17. Your responsibilities
You agree that:
- You will provide accurate account information and keep credentials secure;
- You have lawful grounds to submit User Content, including personal data of employees, contractors, vendors, or others;
- You will not submit unnecessary sensitive personal data or regulated financial account credentials;
- You are responsible for workspace access controls and removing members when they leave your organization;
- You will comply with applicable data protection laws when using Piveth as a controller of your team's or customers' data; and
- You will indemnify Piveth as described in our Terms for claims arising from your unlawful or unauthorized data submissions or misuse of the Service.
If you process personal data of others through Piveth, you may be an independent controller or processor. We act as a processor only to the extent we handle personal data solely on your documented instructions within your workspace—and as a controller for account, billing, security, and platform operations.
18. Third-party links & services
The Service may link to third-party sites or integrate with services we do not operate. Their privacy practices govern their handling of your information. Review policies for OpenAI, Deepgram, Google, hosting providers, and any future integrations before use.
We are not responsible for the data practices, availability, security incidents, or policy changes of third parties, including AI providers processing data via keys you supply.

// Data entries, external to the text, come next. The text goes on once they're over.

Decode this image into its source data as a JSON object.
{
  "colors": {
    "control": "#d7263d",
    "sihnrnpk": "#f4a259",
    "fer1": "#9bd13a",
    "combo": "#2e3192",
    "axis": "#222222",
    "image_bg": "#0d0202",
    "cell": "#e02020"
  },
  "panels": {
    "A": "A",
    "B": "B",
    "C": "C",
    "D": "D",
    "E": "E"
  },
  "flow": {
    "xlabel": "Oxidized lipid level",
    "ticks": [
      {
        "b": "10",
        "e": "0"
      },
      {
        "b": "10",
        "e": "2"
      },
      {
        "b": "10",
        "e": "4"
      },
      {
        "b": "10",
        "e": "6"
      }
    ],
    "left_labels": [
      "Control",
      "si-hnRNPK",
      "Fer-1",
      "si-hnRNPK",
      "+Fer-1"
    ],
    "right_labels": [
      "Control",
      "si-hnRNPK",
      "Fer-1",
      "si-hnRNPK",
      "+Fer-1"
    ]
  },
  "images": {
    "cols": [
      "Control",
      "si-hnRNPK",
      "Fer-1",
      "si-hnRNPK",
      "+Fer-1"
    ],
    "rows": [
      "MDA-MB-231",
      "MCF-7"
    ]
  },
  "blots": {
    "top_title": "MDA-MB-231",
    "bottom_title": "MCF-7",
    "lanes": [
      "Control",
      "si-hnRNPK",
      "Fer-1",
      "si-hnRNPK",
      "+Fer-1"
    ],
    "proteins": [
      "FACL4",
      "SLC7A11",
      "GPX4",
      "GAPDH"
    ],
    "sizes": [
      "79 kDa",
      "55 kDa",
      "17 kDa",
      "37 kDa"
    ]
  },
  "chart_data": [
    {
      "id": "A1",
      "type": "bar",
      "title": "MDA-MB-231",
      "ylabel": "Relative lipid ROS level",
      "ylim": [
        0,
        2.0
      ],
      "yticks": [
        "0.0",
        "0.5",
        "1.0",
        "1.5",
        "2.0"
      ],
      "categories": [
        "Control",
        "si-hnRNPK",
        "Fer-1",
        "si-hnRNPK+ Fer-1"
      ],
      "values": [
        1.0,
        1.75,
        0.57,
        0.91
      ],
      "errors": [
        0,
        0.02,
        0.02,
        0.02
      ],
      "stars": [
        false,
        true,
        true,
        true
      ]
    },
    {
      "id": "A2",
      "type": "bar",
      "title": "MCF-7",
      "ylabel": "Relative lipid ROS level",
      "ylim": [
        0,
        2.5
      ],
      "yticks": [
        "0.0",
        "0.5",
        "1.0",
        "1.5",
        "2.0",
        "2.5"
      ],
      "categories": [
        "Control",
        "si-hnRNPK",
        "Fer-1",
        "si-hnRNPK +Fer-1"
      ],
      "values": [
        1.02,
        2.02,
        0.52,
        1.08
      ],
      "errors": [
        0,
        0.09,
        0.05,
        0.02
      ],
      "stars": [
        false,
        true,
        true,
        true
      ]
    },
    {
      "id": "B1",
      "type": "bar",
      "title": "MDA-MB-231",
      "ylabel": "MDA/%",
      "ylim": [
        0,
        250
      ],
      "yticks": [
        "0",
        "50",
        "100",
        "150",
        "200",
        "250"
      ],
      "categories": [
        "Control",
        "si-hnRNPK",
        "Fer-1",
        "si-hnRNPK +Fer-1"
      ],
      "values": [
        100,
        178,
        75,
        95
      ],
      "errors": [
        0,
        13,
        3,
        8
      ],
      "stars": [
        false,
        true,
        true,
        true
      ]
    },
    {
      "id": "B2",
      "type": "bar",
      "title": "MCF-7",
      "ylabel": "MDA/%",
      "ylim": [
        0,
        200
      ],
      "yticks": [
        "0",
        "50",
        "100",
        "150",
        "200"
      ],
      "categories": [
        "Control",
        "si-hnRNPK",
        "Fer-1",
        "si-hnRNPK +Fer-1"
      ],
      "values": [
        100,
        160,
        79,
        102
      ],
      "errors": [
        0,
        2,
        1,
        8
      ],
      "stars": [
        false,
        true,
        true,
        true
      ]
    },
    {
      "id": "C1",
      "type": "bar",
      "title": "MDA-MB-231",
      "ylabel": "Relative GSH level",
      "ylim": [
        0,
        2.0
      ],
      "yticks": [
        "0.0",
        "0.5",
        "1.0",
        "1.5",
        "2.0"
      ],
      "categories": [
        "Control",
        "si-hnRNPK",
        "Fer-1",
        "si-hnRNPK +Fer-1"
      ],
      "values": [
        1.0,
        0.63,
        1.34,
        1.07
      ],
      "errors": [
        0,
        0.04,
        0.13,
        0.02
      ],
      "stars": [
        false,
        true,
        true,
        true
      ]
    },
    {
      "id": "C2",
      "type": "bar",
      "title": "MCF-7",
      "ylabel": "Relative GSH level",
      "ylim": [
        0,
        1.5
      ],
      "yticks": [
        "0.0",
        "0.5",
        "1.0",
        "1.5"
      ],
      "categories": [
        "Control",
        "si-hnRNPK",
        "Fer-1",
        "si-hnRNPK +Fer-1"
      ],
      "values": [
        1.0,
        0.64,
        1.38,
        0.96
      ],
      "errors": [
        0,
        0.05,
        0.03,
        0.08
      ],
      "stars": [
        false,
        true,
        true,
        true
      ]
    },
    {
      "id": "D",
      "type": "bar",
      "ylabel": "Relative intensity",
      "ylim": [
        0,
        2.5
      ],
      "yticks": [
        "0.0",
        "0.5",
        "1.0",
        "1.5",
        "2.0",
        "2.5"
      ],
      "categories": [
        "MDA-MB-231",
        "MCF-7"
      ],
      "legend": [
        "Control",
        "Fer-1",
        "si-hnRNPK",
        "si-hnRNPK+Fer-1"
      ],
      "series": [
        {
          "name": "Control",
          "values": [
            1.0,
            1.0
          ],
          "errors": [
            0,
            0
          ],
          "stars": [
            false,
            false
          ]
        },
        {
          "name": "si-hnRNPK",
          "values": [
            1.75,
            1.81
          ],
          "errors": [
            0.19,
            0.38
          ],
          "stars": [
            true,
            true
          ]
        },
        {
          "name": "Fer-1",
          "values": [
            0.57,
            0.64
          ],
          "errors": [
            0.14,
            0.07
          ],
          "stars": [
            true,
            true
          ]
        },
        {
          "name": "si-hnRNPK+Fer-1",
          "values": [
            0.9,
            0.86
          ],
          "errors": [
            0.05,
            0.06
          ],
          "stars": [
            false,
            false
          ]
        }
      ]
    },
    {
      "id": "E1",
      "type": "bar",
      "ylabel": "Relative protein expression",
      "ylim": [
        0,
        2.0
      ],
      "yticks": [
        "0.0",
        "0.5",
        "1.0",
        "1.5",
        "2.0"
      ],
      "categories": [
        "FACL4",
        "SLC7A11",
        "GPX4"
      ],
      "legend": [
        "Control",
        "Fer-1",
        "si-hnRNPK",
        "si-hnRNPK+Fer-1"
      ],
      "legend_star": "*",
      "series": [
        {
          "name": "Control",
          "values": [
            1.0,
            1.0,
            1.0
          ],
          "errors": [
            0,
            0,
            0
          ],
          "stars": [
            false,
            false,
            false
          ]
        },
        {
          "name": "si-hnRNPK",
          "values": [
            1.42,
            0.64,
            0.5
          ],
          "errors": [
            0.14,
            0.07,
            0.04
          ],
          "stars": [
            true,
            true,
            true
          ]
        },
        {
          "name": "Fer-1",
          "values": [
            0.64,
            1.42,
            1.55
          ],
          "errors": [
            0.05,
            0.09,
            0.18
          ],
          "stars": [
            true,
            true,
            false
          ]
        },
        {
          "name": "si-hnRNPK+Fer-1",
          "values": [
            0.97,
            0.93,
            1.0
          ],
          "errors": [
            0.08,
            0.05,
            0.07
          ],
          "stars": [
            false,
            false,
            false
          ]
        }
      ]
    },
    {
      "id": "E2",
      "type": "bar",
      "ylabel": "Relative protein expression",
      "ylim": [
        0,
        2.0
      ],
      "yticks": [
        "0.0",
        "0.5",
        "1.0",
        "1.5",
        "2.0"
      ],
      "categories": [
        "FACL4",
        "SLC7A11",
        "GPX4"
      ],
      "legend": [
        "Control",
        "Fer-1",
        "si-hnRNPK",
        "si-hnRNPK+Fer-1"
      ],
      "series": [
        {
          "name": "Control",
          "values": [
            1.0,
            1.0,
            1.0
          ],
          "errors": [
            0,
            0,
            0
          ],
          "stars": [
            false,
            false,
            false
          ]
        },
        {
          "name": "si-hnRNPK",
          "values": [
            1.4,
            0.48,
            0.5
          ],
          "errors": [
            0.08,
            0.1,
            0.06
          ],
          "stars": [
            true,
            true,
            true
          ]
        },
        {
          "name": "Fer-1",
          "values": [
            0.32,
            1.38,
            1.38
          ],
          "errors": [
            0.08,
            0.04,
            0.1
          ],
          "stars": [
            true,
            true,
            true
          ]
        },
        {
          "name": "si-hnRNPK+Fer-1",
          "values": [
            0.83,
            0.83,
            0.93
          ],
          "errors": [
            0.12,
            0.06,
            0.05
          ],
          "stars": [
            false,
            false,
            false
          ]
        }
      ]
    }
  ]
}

19. Changes to this Policy
We may update this Policy from time to time. We will post the revised Policy on piveth.com with an updated "Last updated" date. Material changes may also be notified by email or in-app notice where practicable and required by law.
Continued use after changes become effective constitutes acknowledgment of the updated Policy where permitted by law. If you do not agree, stop using the Service before the effective date and request account deletion if applicable.
20. Contact & complaints
Privacy questions, rights requests, or complaints:
- Privacy: [email protected]
- Support: [email protected]
- Legal: [email protected]
India users may also have rights to grievance redressal under the DPDP Act. We will acknowledge and address verified grievances in accordance with applicable law.
21. Relationship to Terms of Service
This Policy is incorporated by reference into our Terms of Service. Disclaimers, limitations of liability, indemnification, dispute resolution, and governing law in the Terms apply to privacy-related claims to the fullest extent permitted by law, without limiting non-waivable statutory privacy rights.
Governing law and jurisdiction for disputes are set out in the Terms (India; courts in Kolkata, West Bengal, subject to mandatory consumer protections and non-waivable data protection rights in your jurisdiction).